Last Updated on 2022-07-14 by AlexHales
An organization can store enormous amounts of data that has been obtained from various sources and placed in a data warehouse, which serves as a central location. Meaning, data warehouses hold all of the crucial information that companies require to conduct analyses and obtain important business insights from that information. The data that underpins business intelligence (BI) activities ultimately ends up in the data warehouse.
Users may utilize data warehouses to execute logical queries, create precise forecasting models and spot important trends throughout their organization.
But how exactly is a data warehouse designed? Here’s the answer.
1. Outlining Business Needs
A data warehouse’s design involves the entire organization as it affects every aspect of the business. Since the data in the warehouse determines how effective it is, it is crucial to its success to match departmental demands and goals with the project’s overall objectives. Therefore, the overall query results will be incomplete if you can’t connect all of the sales figures with the marketing data. Marketing data is necessary in order to identify the most valuable leads.

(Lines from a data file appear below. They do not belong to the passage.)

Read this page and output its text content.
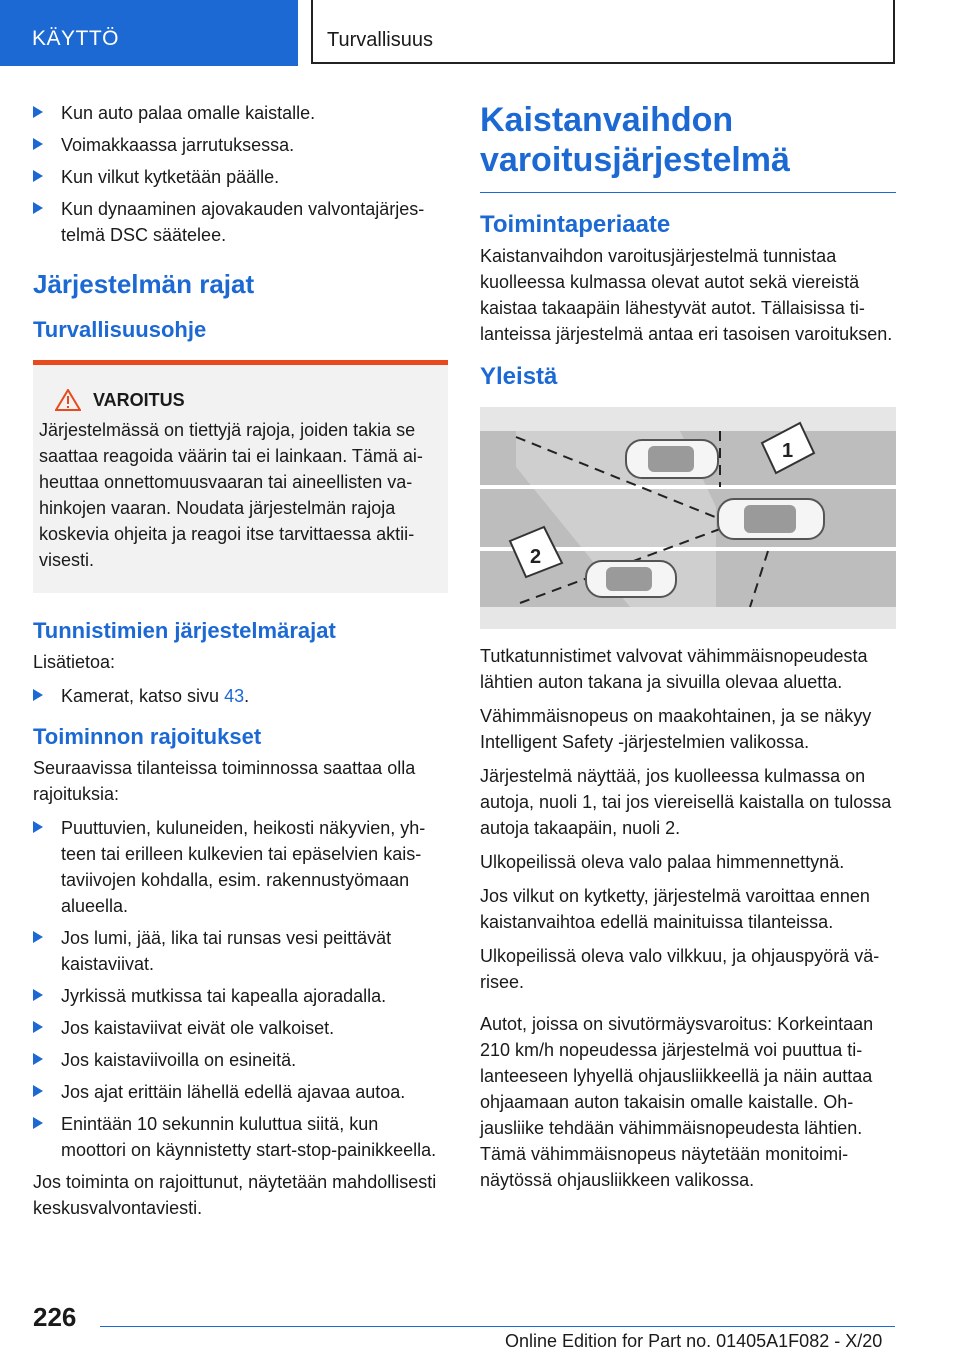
KÄYTTÖ	Turvallisuus
Kun auto palaa omalle kaistalle.
Voimakkaassa jarrutuksessa.
Kun vilkut kytketään päälle.
Kun dynaaminen ajovakauden valvontajärjestelmä DSC säätelee.
Järjestelmän rajat
Turvallisuusohje
VAROITUS
Järjestelmässä on tiettyjä rajoja, joiden takia se saattaa reagoida väärin tai ei lainkaan. Tämä aiheuttaa onnettomuusvaaran tai aineellisten vahinkojen vaaran. Noudata järjestelmän rajoja koskevia ohjeita ja reagoi itse tarvittaessa aktiivisesti.
Tunnistimien järjestelmärajat

Lisätietoa:

Kamerat, katso sivu 43.
Toiminnon rajoitukset

Seuraavissa tilanteissa toiminnossa saattaa olla rajoituksia:

Puuttuvien, kuluneiden, heikosti näkyvien, yhteen tai erilleen kulkevien tai epäselvien kaistaviivojen kohdalla, esim. rakennustyömaan alueella.
Jos lumi, jää, lika tai runsas vesi peittävät kaistaviivat.
Jyrkissä mutkissa tai kapealla ajoradalla.
Jos kaistaviivat eivät ole valkoiset.
Jos kaistaviivoilla on esineitä.
Jos ajat erittäin lähellä edellä ajavaa autoa.
Enintään 10 sekunnin kuluttua siitä, kun moottori on käynnistetty start-stop-painikkeella.

Jos toiminta on rajoittunut, näytetään mahdollisesti keskusvalvontaviesti.

Kaistanvaihdon varoitusjärjestelmä
Toimintaperiaate

Kaistanvaihdon varoitusjärjestelmä tunnistaa kuolleessa kulmassa olevat autot sekä viereistä kaistaa takaapäin lähestyvät autot. Tällaisissa tilanteissa järjestelmä antaa eri tasoisen varoituksen.

Yleistä
1
2

Tutkatunnistimet valvovat vähimmäisnopeudesta lähtien auton takana ja sivuilla olevaa aluetta.

Vähimmäisnopeus on maakohtainen, ja se näkyy Intelligent Safety -järjestelmien valikossa.

Järjestelmä näyttää, jos kuolleessa kulmassa on autoja, nuoli 1, tai jos viereisellä kaistalla on tulossa autoja takaapäin, nuoli 2.

Ulkopeilissä oleva valo palaa himmennettynä.

Jos vilkut on kytketty, järjestelmä varoittaa ennen kaistanvaihtoa edellä mainituissa tilanteissa.

Ulkopeilissä oleva valo vilkkuu, ja ohjauspyörä värisee.

Autot, joissa on sivutörmäysvaroitus: Korkeintaan 210 km/h nopeudessa järjestelmä voi puuttua tilanteeseen lyhyellä ohjausliikkeellä ja näin auttaa ohjaamaan auton takaisin omalle kaistalle. Ohjausliike tehdään vähimmäisnopeudesta lähtien. Tämä vähimmäisnopeus näytetään monitoiminäytössä ohjausliikkeen valikossa.

226
Online Edition for Part no. 01405A1F082 - X/20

2. Creating the Physical Setting
Development, testing and production are the three main physical settings that make up a data warehouse. These three settings will live on entirely different physical servers, simulating industry-standard best practices for software development.
3. Data modelling
It is the process of visualizing the distribution of data in the warehouse. It’s like a blueprint that helps build linkages between data sets, regulates naming conventions and establishes security procedures that support the broader IT goals. It also aids in the visualization of the relationships between data.
4. Selecting an ETL Solution
The technique users will employ to extract data from the present tech stack or existing storage solutions and load it into the warehouse is called ETL, also known as Extract, Transfer, Load. The choice of an ETL solution deserves close consideration. Since ETL handles the majority of the in-between work, selecting or creating a weak ETL process can ruin your warehouse as a whole.
5. Online Analytic Processing (OLAP) Cube
A user may come across OLAP if they are starting to build the database architecture from scratch or need to maintain their own OLAP cube, which is normally done by a data analyst. Users can easily analyze the data in their warehouse with the use of OLAP. These cubes are frequently used for reporting, but they also have a wide range of other applications.
6. The Front End’s Development
The aforementioned stages are the backend processes. Now it’s time to start the development of the front end. Front-end visualization is required so that consumers may quickly understand and make use of the outcomes of data queries. There are several products such as Tableau and Power BI available on the market that support visualization. One can also create a unique solution, but it may take a lot of work.
7. Optimization of Query
Optimizing the queries is a difficult procedure that is quite tailored to the particular requirements. However, there are a few guiding principles to go over. For example, one should make sure that the resources in the development, testing and production environments are all mirrored so that projects from one environment to another can be pushed without the server stalling.
8. Setting Up a Rollout
Before the warehouse goes live, it is important to consider some important elements like use cases, education and training. In many cases, it may take a week or two before the end users begin to use the warehouse features. Make sure that before the rollout is finished, they receive proper training.
These are the fundamental elements of a warehouse design. However, one must keep in mind that the company might have additional actions not covered in the list. Each data warehouse is unique. The aforementioned ways, precisely, should make it easier for users to comprehend some of the fundamental needs and procedures involved in building a useful data warehouse that offers practical benefits throughout all phases of the company’s operations.
Now get started as you are now prepared to create a data warehouse!